The New York Times is marking the passing of the three amigos, as they were apparently dubbed by the now-disgraced Gen. David Petraeus, with an elegiac article about their contributions to foreign policy debates. The piece suggests that the three comrades--Senators Joseph Lieberman, John McCain, and Lindsey Graham--represented a bipartisan era in foreign affairs that is passing away. With Lieberman's retirement, so we are told, an era is over.
It's a venerable theme. The notion is that once upon a time there was a golden age when the two parties cooperated with each other to further the national interest. The true story, of course, is more complicated. Fights over foreign policy have always existed. Consider the XYZ affair. President John Adams had asked Thomas Jefferson to act as an envoy to the French. Jefferson refused and focused his efforts on strengthening the nascent Republican party. So much for bipartisanship. Consequently, Adams sent his own three amigos--Elbridge Gerry, John Marshall, and Charles Cotesworth Pinckney--to negotiate secretly with the French to put an end to attack upon, and seizures, of, American merchant ships. Adams had to contend with the neoconservatives in his Federalist party--Alexander Hamilton and others--who were champing at the bit for war against the French.
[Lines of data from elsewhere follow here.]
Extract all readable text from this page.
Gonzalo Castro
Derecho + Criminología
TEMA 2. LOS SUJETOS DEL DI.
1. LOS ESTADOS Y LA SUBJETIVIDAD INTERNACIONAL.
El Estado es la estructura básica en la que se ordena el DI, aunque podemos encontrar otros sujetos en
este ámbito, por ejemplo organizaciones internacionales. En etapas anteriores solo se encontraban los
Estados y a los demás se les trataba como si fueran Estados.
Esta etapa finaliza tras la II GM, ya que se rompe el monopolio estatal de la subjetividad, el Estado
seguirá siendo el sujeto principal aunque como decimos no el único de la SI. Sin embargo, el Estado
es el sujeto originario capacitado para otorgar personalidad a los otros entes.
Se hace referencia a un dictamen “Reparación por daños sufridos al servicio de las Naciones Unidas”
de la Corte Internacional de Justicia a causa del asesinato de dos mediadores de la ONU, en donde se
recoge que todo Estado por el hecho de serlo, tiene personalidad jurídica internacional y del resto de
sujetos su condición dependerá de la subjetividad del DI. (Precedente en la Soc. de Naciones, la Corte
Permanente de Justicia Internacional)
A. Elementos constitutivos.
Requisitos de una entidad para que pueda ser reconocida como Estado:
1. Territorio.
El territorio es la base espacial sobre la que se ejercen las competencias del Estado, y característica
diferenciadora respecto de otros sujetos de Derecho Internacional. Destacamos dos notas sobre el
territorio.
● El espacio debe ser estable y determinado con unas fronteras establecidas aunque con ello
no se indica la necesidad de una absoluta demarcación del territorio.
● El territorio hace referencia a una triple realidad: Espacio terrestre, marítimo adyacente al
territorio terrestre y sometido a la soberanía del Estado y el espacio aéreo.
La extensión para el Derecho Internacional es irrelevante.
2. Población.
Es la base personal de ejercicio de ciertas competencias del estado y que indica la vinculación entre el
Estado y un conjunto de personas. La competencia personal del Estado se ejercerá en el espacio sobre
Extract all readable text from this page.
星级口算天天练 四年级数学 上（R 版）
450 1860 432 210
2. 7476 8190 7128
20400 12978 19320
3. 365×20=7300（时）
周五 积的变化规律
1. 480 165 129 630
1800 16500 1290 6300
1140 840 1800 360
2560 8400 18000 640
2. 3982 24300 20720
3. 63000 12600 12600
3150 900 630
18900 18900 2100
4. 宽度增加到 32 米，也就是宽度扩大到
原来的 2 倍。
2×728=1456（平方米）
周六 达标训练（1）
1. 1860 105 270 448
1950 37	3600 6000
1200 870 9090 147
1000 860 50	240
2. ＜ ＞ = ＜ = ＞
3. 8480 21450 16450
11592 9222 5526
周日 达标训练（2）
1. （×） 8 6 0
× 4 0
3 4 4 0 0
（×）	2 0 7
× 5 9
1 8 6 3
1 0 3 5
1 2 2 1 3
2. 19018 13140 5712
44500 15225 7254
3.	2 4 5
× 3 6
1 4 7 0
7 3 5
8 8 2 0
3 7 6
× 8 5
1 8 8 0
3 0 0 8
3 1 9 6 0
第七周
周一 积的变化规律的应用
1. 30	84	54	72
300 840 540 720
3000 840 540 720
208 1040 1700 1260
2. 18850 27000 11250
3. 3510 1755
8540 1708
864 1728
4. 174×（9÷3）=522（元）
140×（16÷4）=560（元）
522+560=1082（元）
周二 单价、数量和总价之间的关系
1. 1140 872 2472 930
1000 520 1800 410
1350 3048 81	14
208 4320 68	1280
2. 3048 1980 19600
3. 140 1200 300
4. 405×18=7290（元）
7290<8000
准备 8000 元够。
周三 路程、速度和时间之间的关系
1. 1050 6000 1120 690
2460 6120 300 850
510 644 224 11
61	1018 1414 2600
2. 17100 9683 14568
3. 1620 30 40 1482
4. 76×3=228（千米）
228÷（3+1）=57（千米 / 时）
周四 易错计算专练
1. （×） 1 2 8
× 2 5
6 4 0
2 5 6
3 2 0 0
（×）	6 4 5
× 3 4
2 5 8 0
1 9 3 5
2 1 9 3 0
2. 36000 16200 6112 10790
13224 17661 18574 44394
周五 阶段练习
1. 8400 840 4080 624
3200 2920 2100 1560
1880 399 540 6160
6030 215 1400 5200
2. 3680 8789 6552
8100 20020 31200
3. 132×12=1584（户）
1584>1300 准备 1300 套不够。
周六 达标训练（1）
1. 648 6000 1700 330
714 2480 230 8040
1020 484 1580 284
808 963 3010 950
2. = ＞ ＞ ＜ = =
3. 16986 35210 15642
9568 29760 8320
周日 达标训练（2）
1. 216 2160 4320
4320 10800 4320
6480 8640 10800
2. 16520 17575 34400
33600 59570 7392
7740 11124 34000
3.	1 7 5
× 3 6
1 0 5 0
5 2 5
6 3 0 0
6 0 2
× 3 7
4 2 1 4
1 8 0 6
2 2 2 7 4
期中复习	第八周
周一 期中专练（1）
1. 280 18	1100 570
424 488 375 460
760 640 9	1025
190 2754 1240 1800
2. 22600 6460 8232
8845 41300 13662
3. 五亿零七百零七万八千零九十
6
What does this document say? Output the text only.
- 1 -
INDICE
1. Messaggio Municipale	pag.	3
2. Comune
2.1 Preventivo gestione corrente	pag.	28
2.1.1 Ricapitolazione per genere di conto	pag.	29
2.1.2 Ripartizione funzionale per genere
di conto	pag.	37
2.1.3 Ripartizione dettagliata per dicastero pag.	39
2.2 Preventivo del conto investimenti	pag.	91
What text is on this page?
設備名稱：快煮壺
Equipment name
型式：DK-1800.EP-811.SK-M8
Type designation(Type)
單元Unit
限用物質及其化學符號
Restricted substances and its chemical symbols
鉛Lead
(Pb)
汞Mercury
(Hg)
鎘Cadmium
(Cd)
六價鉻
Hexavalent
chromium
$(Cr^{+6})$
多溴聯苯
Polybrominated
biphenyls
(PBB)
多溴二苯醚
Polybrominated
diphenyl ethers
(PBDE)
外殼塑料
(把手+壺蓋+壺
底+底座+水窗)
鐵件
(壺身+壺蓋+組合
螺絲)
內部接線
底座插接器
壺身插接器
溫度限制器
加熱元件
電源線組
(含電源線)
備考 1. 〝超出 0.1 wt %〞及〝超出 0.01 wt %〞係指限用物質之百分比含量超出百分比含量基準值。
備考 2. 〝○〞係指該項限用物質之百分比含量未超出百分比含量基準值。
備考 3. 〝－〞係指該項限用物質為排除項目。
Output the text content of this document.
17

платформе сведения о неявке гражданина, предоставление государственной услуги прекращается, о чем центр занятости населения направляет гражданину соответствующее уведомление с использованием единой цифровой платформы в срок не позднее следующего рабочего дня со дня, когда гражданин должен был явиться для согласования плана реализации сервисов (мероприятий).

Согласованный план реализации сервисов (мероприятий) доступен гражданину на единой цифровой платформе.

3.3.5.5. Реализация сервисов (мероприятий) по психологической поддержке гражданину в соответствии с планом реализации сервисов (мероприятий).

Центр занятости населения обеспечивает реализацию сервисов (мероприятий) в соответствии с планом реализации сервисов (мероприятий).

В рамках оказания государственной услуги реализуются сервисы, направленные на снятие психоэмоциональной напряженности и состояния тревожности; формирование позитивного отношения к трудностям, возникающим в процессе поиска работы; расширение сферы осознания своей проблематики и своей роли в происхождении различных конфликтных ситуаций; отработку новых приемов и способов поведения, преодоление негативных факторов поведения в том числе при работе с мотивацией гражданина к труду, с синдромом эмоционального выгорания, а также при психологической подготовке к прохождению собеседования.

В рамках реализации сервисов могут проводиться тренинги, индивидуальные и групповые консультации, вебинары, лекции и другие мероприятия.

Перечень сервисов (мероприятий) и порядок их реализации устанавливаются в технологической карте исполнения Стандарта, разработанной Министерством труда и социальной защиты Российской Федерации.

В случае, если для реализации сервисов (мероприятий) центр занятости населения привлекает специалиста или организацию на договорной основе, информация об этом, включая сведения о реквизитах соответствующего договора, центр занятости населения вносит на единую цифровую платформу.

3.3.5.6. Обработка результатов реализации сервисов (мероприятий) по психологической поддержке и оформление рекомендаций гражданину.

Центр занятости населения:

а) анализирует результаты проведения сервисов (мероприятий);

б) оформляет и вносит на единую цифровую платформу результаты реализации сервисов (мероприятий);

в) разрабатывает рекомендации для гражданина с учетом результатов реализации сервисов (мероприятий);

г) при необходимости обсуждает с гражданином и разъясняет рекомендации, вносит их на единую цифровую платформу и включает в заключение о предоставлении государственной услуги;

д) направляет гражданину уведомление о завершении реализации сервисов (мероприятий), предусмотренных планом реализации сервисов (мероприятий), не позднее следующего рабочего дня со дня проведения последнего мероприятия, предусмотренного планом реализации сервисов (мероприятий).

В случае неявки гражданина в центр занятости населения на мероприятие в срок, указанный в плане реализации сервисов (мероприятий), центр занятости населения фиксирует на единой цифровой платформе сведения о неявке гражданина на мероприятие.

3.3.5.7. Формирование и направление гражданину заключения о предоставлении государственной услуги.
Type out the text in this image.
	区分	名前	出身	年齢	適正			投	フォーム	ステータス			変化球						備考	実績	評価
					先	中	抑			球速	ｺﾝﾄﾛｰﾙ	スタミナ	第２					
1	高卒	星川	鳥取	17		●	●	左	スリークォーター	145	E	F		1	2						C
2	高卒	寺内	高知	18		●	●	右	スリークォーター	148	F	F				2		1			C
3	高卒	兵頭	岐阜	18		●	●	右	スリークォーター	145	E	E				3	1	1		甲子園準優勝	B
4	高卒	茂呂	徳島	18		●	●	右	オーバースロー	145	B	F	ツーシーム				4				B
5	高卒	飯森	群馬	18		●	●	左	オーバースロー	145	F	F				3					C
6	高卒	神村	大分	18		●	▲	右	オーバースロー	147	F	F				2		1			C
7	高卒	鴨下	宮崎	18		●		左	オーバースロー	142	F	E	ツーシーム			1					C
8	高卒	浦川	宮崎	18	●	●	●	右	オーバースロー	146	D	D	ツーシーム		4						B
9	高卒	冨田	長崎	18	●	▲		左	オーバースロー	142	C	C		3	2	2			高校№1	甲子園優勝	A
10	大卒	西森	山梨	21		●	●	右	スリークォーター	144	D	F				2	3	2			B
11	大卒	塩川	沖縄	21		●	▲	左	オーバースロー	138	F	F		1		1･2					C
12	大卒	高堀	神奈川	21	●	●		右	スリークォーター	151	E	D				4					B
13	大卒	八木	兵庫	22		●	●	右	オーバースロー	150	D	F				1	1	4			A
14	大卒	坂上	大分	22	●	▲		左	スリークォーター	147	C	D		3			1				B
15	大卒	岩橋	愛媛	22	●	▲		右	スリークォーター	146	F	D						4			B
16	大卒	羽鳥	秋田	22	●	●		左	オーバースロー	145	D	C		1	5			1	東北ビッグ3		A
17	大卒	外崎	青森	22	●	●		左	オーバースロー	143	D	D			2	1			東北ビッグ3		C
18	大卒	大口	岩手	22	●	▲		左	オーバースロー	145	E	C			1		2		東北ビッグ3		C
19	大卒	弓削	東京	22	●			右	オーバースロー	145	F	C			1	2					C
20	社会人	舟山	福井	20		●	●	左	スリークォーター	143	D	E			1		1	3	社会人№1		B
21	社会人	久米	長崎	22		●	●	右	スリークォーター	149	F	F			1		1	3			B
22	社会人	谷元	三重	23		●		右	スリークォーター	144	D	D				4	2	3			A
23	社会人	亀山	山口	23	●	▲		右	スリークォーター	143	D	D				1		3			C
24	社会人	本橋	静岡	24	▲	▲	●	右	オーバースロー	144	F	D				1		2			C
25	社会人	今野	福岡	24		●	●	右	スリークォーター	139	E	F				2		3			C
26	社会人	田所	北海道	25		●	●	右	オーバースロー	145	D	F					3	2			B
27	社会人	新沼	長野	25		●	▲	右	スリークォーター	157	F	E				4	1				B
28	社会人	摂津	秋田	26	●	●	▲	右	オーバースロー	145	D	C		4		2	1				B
At the same time, the irenic Republicans mistrusted Adams' peace feelers, fearful that they were bogus. Even as these disputes percolated, a Quasi-War erupted with France, one that was ended by the Convention of 1800.
The examples of domestic divisions over foreign affairs could be multiplied. It was really after World War II that the myth of bipartisanship took off. It wasn't rooted completely in fancy. Republicans such as the young Congressman Richard Nixon supported the Marshall Plan and Arthur Vandenberg, the head of the Senate Foreign Relations Committee, jettisoned his previous isolationism. But during the cold war disputes raged over foreign policy as well. It was hardly a time of comity.
The sight of Lieberman, McCain, and Graham seemed, however, to offer a reminder of better days. But did it really? The truth is that McCain was in some ways less a Republican than a neocon by the late 1990s. McCain began his political career as a traditional Republican realist but then became progressively more enamored of what amounted to neoconservative views, which, after all, had their origins in the Democratic party in the early 1970s, when a group of cold war Democrats became disaffected with their party's drift toward George McGovern. For his part, McCain's unusual saga began in Bosnia where he endorsed American intervention. McCain became increasingly more hawkish toward Iraq and Russia. Now Syria is in his target sights.
But are McCain and Graham about to suffer a loss of prestige? According to the Times, what is at stake may be as much about GOP foreign policy as it is about bipartisanship. At a moment when the GOP has become increasingly isolated as President Obama pursues a more cautious course abroad--no intervention in Syria, withdrawal from Afghanistan--Lieberman's retirement could pull out a vital neoconservative strut:
For Mr. McCain and Mr. Graham, the loss of Mr. Lieberman, a Democrat-turned-independent who is the chairman of the Homeland Security Committee, goes beyond personal deprivation and could profoundly affect their ability to influence foreign policy. Though he frustrated many Democrats with his interventionist ideas, Mr. Lieberman gave Mr. McCain and Mr. Graham, both Republicans, a veneer of bipartisanship that lent credibility to their policy goals.
If this theory is true, it could have significant implications for Republican Party foreign policy, which has been mesmerized by neocon doctrine for at least a decade. Perhaps the problem with American foreign policy is that there has been too much conformism and not enough dissension in recent years. Might a form of emancipation take place in which a more sober view of American interests replaces the ebullient neocon nostrums?